D’abord, pourquoi le pouvoir politique a-t-il choisi d’écarter la terminologie «dialogue» consacrée par la Constitution du 25 octobre 2015 – articles 227 et 228 — et par les retrouvailles politiques antérieures? Ensuite, qu’a-t-on visé en miniaturisant et en transposant la configuration du Parlement — le parti majoritaire et les partis alliés déjà en osmose et les partis d’opposition minoritaires au Sénat et à l’Assemblée nationale — comme fondement de la concertation de Madingou? Enfin, pourquoi n’avoir invité que la société civile et les individualités proches du pouvoir et avoir systématiquement écarté des personnalités qui pensent différemment?
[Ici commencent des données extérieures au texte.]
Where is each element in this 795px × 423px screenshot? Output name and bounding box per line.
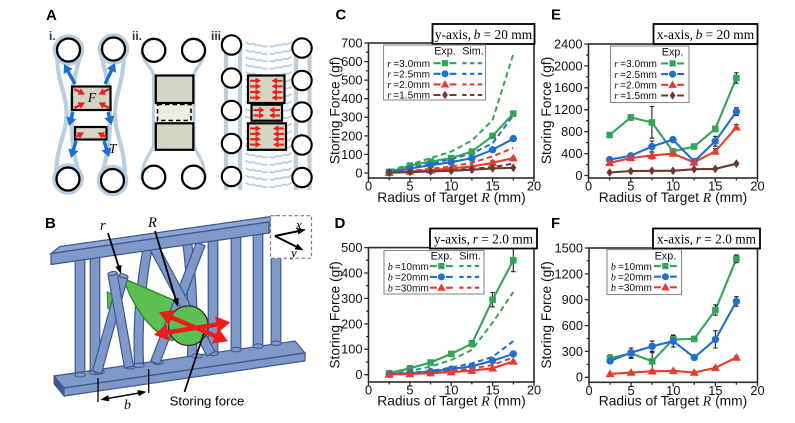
svg-text:y-axis, r = 2.0 mm: y-axis, r = 2.0 mm <box>434 232 534 247</box>
svg-text:Exp.: Exp. <box>431 250 453 262</box>
svg-text:20: 20 <box>527 179 541 194</box>
svg-text:b: b <box>124 398 131 413</box>
svg-text:10: 10 <box>666 179 680 194</box>
svg-text:r =1.5mm: r =1.5mm <box>614 91 657 102</box>
svg-text:20: 20 <box>527 383 541 398</box>
svg-text:r =1.5mm: r =1.5mm <box>387 91 430 102</box>
svg-text:100: 100 <box>341 342 362 357</box>
svg-text:b =30mm: b =30mm <box>388 283 429 294</box>
svg-text:Storing Force (gf): Storing Force (gf) <box>328 261 343 368</box>
svg-text:Storing Force (gf): Storing Force (gf) <box>539 261 554 368</box>
svg-text:0: 0 <box>355 367 362 382</box>
svg-text:F: F <box>551 215 560 232</box>
svg-text:r =2.0mm: r =2.0mm <box>387 80 430 91</box>
svg-text:iii.: iii. <box>211 29 224 43</box>
svg-text:T: T <box>109 141 118 156</box>
svg-text:x-axis, r = 2.0 mm: x-axis, r = 2.0 mm <box>657 232 757 247</box>
svg-text:A: A <box>46 7 57 24</box>
svg-text:200: 200 <box>341 128 362 143</box>
svg-text:E: E <box>551 7 561 24</box>
svg-text:0: 0 <box>355 165 362 180</box>
svg-text:400: 400 <box>341 91 362 106</box>
svg-text:10: 10 <box>444 383 458 398</box>
svg-text:200: 200 <box>341 316 362 331</box>
svg-text:5: 5 <box>627 179 634 194</box>
svg-text:Radius of Target R (mm): Radius of Target R (mm) <box>377 393 526 408</box>
svg-text:1200: 1200 <box>555 266 583 281</box>
svg-text:0: 0 <box>585 179 592 194</box>
svg-text:5: 5 <box>628 383 635 398</box>
svg-text:x-axis, b = 20 mm: x-axis, b = 20 mm <box>657 27 755 42</box>
svg-text:900: 900 <box>562 292 583 307</box>
svg-text:2000: 2000 <box>554 58 582 73</box>
svg-text:20: 20 <box>750 179 764 194</box>
svg-text:300: 300 <box>341 291 362 306</box>
svg-text:15: 15 <box>708 383 722 398</box>
svg-text:r =2.0mm: r =2.0mm <box>614 81 657 92</box>
svg-text:0: 0 <box>365 383 372 398</box>
svg-text:10: 10 <box>666 383 680 398</box>
svg-text:2400: 2400 <box>554 36 582 51</box>
svg-text:y: y <box>289 245 297 260</box>
svg-text:400: 400 <box>341 265 362 280</box>
svg-text:Sim.: Sim. <box>462 45 484 57</box>
svg-text:0: 0 <box>575 168 582 183</box>
svg-text:B: B <box>45 215 56 232</box>
svg-text:Radius of Target R (mm): Radius of Target R (mm) <box>599 393 748 408</box>
svg-text:C: C <box>336 7 347 24</box>
svg-text:r =3.0mm: r =3.0mm <box>387 59 430 70</box>
svg-text:Storing Force (gf): Storing Force (gf) <box>328 57 343 164</box>
svg-text:Sim.: Sim. <box>459 250 481 262</box>
svg-text:ii.: ii. <box>132 29 142 43</box>
svg-text:Exp.: Exp. <box>662 47 684 59</box>
svg-text:5: 5 <box>406 383 413 398</box>
svg-text:1600: 1600 <box>554 80 582 95</box>
svg-text:400: 400 <box>561 146 582 161</box>
svg-text:Exp.: Exp. <box>434 45 456 57</box>
svg-text:500: 500 <box>341 240 362 255</box>
svg-text:0: 0 <box>365 179 372 194</box>
svg-text:10: 10 <box>444 179 458 194</box>
svg-text:600: 600 <box>341 54 362 69</box>
svg-text:15: 15 <box>485 383 499 398</box>
svg-text:r =2.5mm: r =2.5mm <box>387 70 430 81</box>
svg-text:F: F <box>87 90 97 105</box>
svg-text:r: r <box>100 218 106 234</box>
svg-text:b =20mm: b =20mm <box>388 273 429 284</box>
svg-text:Radius of Target R (mm): Radius of Target R (mm) <box>377 190 526 205</box>
svg-text:y-axis, b = 20 mm: y-axis, b = 20 mm <box>435 27 533 42</box>
svg-text:1500: 1500 <box>555 240 583 255</box>
svg-text:b =10mm: b =10mm <box>388 262 429 273</box>
svg-text:500: 500 <box>341 73 362 88</box>
svg-text:Storing force: Storing force <box>170 394 245 409</box>
svg-text:700: 700 <box>341 35 362 50</box>
svg-text:300: 300 <box>341 110 362 125</box>
svg-text:R: R <box>147 215 157 231</box>
svg-text:D: D <box>335 215 346 232</box>
svg-text:x: x <box>295 217 302 232</box>
svg-text:r =3.0mm: r =3.0mm <box>614 59 657 70</box>
svg-text:b =20mm: b =20mm <box>611 272 652 283</box>
svg-text:Radius of Target R (mm): Radius of Target R (mm) <box>599 190 748 205</box>
svg-text:1200: 1200 <box>554 102 582 117</box>
svg-text:0: 0 <box>585 383 592 398</box>
svg-text:15: 15 <box>708 179 722 194</box>
svg-text:300: 300 <box>562 344 583 359</box>
svg-text:100: 100 <box>341 147 362 162</box>
svg-text:5: 5 <box>406 179 413 194</box>
svg-text:b =10mm: b =10mm <box>611 262 652 273</box>
svg-text:Storing Force (gf): Storing Force (gf) <box>539 57 554 164</box>
svg-text:15: 15 <box>485 179 499 194</box>
svg-text:0: 0 <box>576 370 583 385</box>
svg-text:i.: i. <box>49 29 56 43</box>
svg-text:r =2.5mm: r =2.5mm <box>614 70 657 81</box>
svg-text:600: 600 <box>562 318 583 333</box>
svg-text:Exp.: Exp. <box>655 250 677 262</box>
svg-text:800: 800 <box>561 124 582 139</box>
svg-text:b =30mm: b =30mm <box>611 283 652 294</box>
svg-text:20: 20 <box>750 383 764 398</box>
En réalité, une réponse évidente à ces interrogations semble s’imposer: la concertation de Madingou s’apparenterait plutôt à une parade, une manœuvre politicienne destinée simplement à légitimer les futures forfaitures électorales.

Claude-Richard M’BISSA
Ancien élève de Sciences Po Paris
Référence.

1. Nelson Mandela, Un long chemin vers la liberté Edition Livre de Poche, 2014, pp. 29 à 31.